Elegía de abril (2010)
¿Cómo recibir el ímpetu de un libro que se despacha con una nube de polvo condensada durante cincuenta años de espera?
¿Cómo encarar las primeras miradas en aquella cita pospuesta?
¿Cuántas tazas de té de hierbas podrán endulzar la voz para pronunciar las primeras palabras?
¿Cómo capturar las distintas reacciones de los hijos de un poeta, y de su joven nieto?
¿Cómo metabolizar la herencia?
Las indeterminaciones proliferan ante Elegía de Abril. El desdoblamiento de los personajes y de la ficción misma explicita la dificultad de abordar un objeto inquisidor, y sus efectos colaterales. La cita en falta inquieta, silencia y sacude a quienes se preparan para asistir a ella.
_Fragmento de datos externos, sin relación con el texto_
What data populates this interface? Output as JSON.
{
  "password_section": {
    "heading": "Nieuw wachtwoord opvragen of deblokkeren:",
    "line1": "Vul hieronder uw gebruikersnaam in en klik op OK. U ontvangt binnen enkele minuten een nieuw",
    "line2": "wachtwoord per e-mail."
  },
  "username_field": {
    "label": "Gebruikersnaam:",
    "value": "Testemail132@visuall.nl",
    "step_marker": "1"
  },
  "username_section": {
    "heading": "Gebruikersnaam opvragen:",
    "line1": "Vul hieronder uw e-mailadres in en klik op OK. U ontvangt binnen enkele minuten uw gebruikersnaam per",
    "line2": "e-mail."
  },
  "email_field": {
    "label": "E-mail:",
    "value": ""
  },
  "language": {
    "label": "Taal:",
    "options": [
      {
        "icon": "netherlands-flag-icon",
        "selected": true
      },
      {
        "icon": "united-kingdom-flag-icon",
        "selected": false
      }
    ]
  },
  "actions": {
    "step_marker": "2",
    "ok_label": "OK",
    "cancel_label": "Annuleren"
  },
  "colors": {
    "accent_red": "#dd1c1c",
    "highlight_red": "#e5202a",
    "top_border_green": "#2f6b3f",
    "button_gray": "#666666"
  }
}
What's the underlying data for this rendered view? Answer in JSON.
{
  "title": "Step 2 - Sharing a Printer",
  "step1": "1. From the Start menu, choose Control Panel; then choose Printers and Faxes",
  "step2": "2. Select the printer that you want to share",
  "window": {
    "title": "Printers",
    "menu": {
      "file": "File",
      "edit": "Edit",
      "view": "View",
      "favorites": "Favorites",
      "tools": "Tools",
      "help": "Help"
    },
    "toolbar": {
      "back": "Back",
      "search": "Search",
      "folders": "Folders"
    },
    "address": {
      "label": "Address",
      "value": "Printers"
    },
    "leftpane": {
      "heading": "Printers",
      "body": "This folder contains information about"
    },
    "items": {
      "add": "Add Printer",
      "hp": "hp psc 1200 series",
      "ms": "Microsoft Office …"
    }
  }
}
El presente se sabe soberano la mayor parte del film, ensanchando a cada instante su volumen por múltiples construcciones que intentan desvíos, recuerdos, relatos, gestos, planos, golpes, decisiones, caminatas… Pero finalmente, el encuentro se revela involuntario ante el movimiento azaroso, catalizador de un espacio donde la forma informe actúa en su flujo imaginario, sensorial, fantasmático: un festín de luces y sombras diluye el lamento que sugiere el título: la reflexión sobre el paso del tiempo; repentinamente, imágenes y sonidos de un más allá no hacen otra cosa que hacer tangible ese más acá buscado, íntimo y familiar.
La casa (2012)
Una casa se descubre palimpsesto, contenedora de restos yuxtapuestos: surcos de vidas que fueron marcando sus paredes, hundiendo sus pisos, perfumando sus cuartos, musicalizando su espacio. El registro de la cámara es vaporoso y fragmentario; curioso por investigar cada grieta que abre un mundo anterior, ya cansino, pero deseoso de honrar un recuerdo dando su último gran respiro. Las aberturas marcan un límite definido, un afuera chismoso y atento al derrumbe que borrará por siempre ese entramado de pliegues infinito.
La casa cierra un ciclo de tres películas –El árbol y Elegía de abril– de manera radical, a través de una experiencia un tanto acuática, un desplazamiento entre distintas corrientes temporales que atraviesan una morada habitada, amada y soñada. En este viaje no es posible tirar el ancla, la invitación es clara: suspenderse entre distintos dispositivos sensoriales que sugieren tramos de historias tan potentes como difusos, que constantemente se repliegan y reflejan otros ramales para recorrer. Pero como en todo ciclo vital, la muerte no tarda en llegar. Una violenta demolición ira cascando cada rincón tantas veces habitado, amado y soñado. Una topadora aplana todos los tiempos y espacios, convirtiéndolos en un único desierto de polvo. El vació necesario para levantar cabeza y volver a empezar con otros árboles, otras vidas, otras casas.